Monroe Price’s Toward a Foreign Policy of Information Space has caused me to ponder the work of governments to further their dominance and democratic values and control media for human rights advocacy.
Throughout Price's essay, I had difficultly discerning the ways in which policy and governments justify international information intervention. Although my confusion may be due to Price’s complex sentence structures, I believe my misunderstanding is due to the general flexibility of foreign policy concerning media space. While set practices in foreign media policy may not be practical, the gray area that envelopes the relationship between public diplomacy and regulation is disconcerting. The Bush Administration’s efforts to “win hearts and minds” proceeding the attacks of September 11, 2001 reflect the powerful role government directed media structures can play in war time information control.
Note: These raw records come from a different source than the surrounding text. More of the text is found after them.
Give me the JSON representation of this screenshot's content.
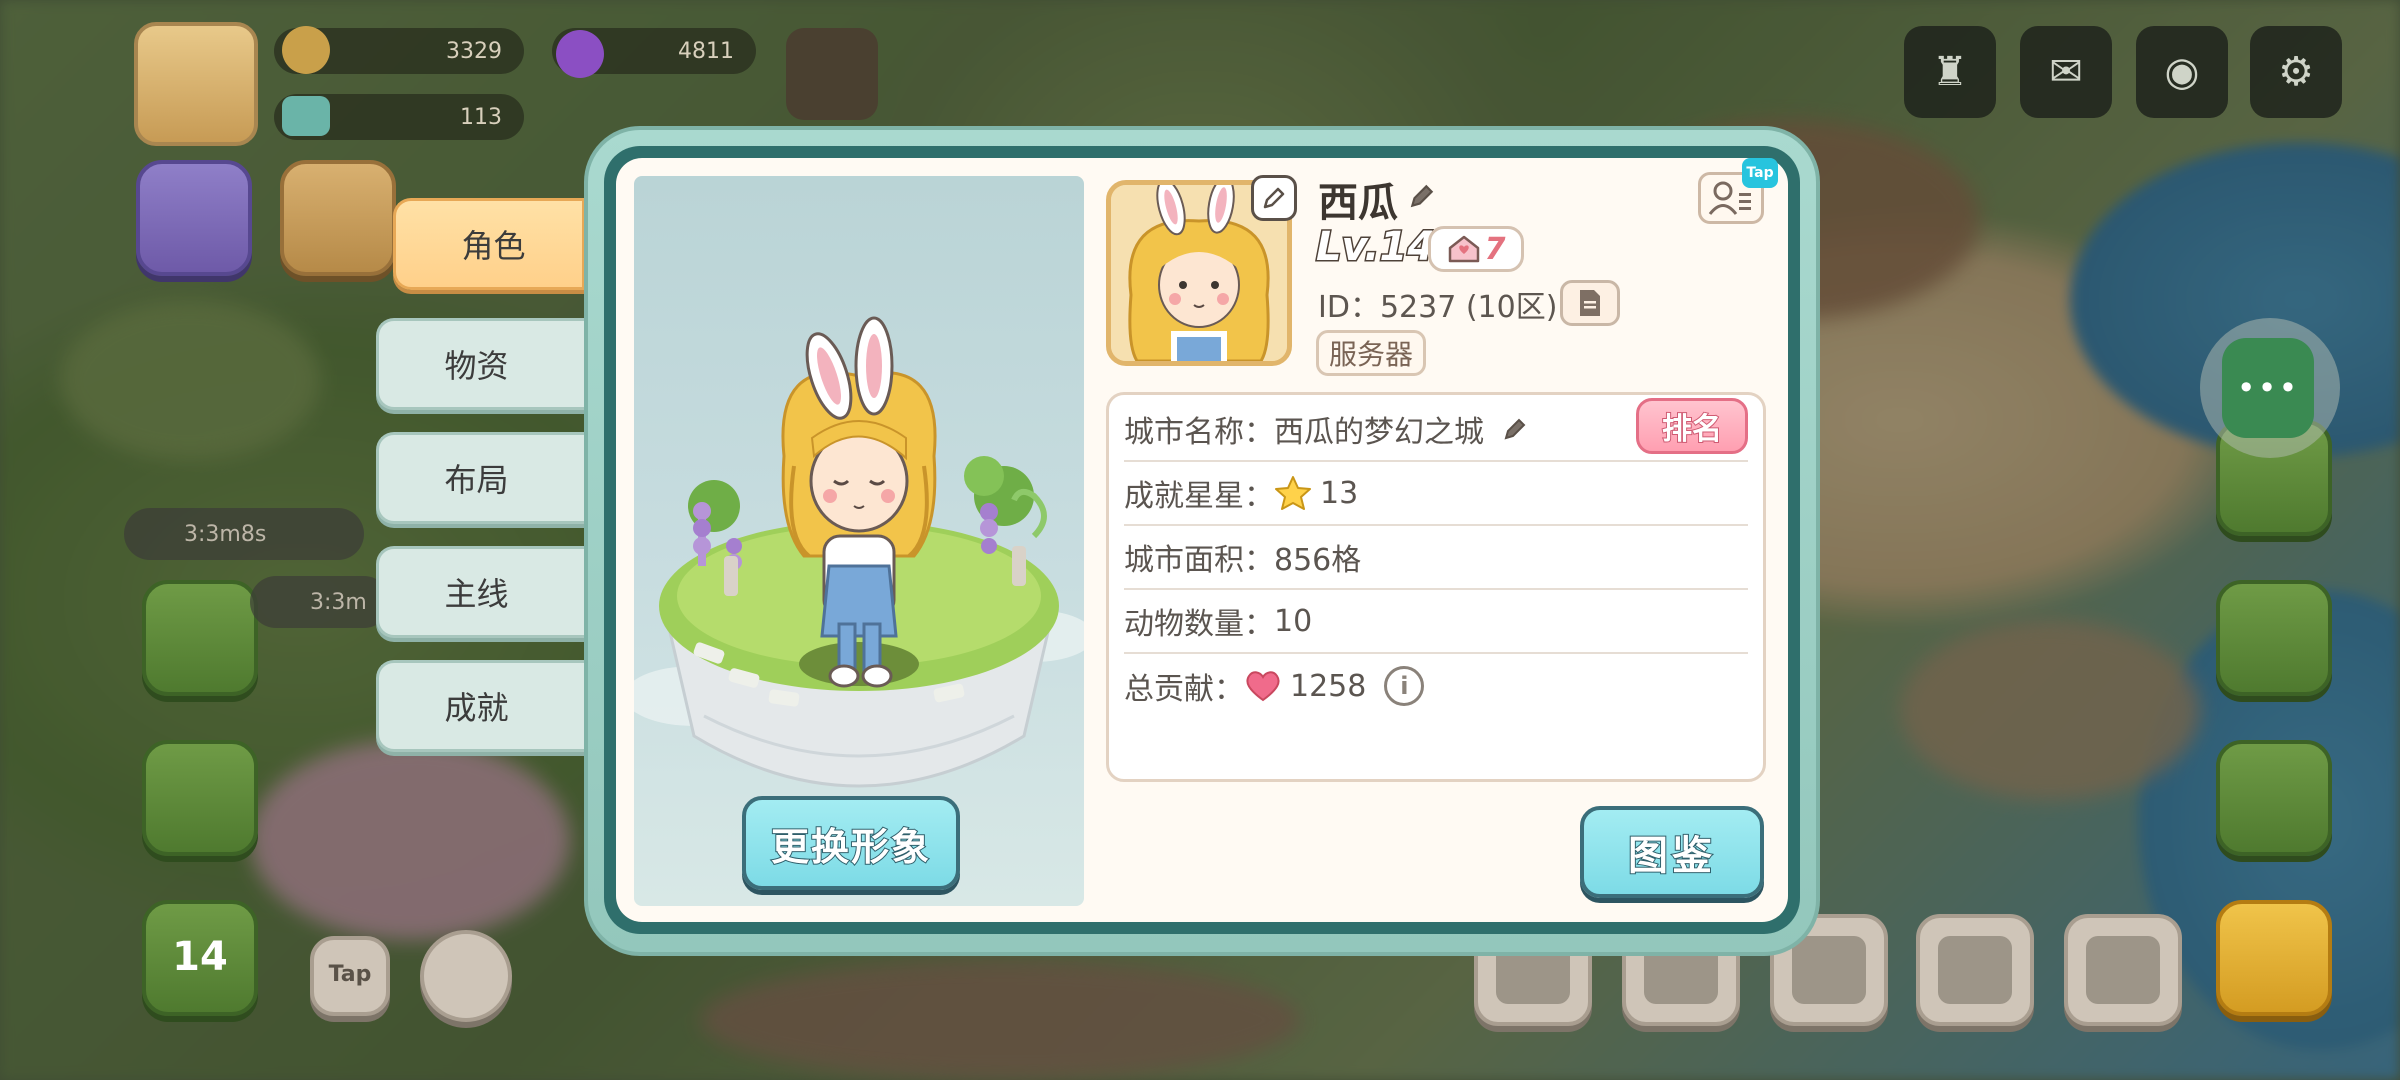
{
  "hud": {
    "coins": "3329",
    "gems": "4811",
    "energy": "113",
    "timer1": "3:3m8s",
    "timer2": "3:3m",
    "level_badge": "14",
    "tap_label": "Tap"
  },
  "tabs": [
    {
      "label": "角色",
      "active": true
    },
    {
      "label": "物资",
      "active": false
    },
    {
      "label": "布局",
      "active": false
    },
    {
      "label": "主线",
      "active": false
    },
    {
      "label": "成就",
      "active": false
    }
  ],
  "profile": {
    "name": "西瓜",
    "level": "Lv.14",
    "home_level": "7",
    "id_text": "ID：5237 (10区)",
    "server_label": "服务器",
    "friend_tap": "Tap",
    "change_look": "更换形象"
  },
  "info": {
    "city_name_label": "城市名称：",
    "city_name": "西瓜的梦幻之城",
    "rank_label": "排名",
    "stars_label": "成就星星：",
    "stars": "13",
    "area_label": "城市面积：",
    "area": "856格",
    "animals_label": "动物数量：",
    "animals": "10",
    "contrib_label": "总贡献：",
    "contrib": "1258",
    "info_icon": "i"
  },
  "atlas_label": "图鉴",
  "side_menu_label": "•••",
  "colors": {
    "accent_teal": "#7ddbe6",
    "tab_active": "#ffd08a",
    "rank_pink": "#ff9fb1",
    "panel_frame": "#2f6f6c"
  }
}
Whether international or domestic policy establish information intervention, elements of media management are apparent in war, trade and intellectual capital practices and hence, can be increased or decreased without examination or consequence.
Due to the ambiguous nature of information intervention procedure, motivations for the practice must be evaluated. While preventative intervention for the diffusion of conflict is an invaluable tool for human rights advocacy, empirical or market dominance should not be the objectives behind “peace broadcasting” initiatives. I am hopeful, however, that increasing participation from civil society and NGOs will bring more stability to the process of foreign information intervention and challenge the previously unchallenged interests of the state.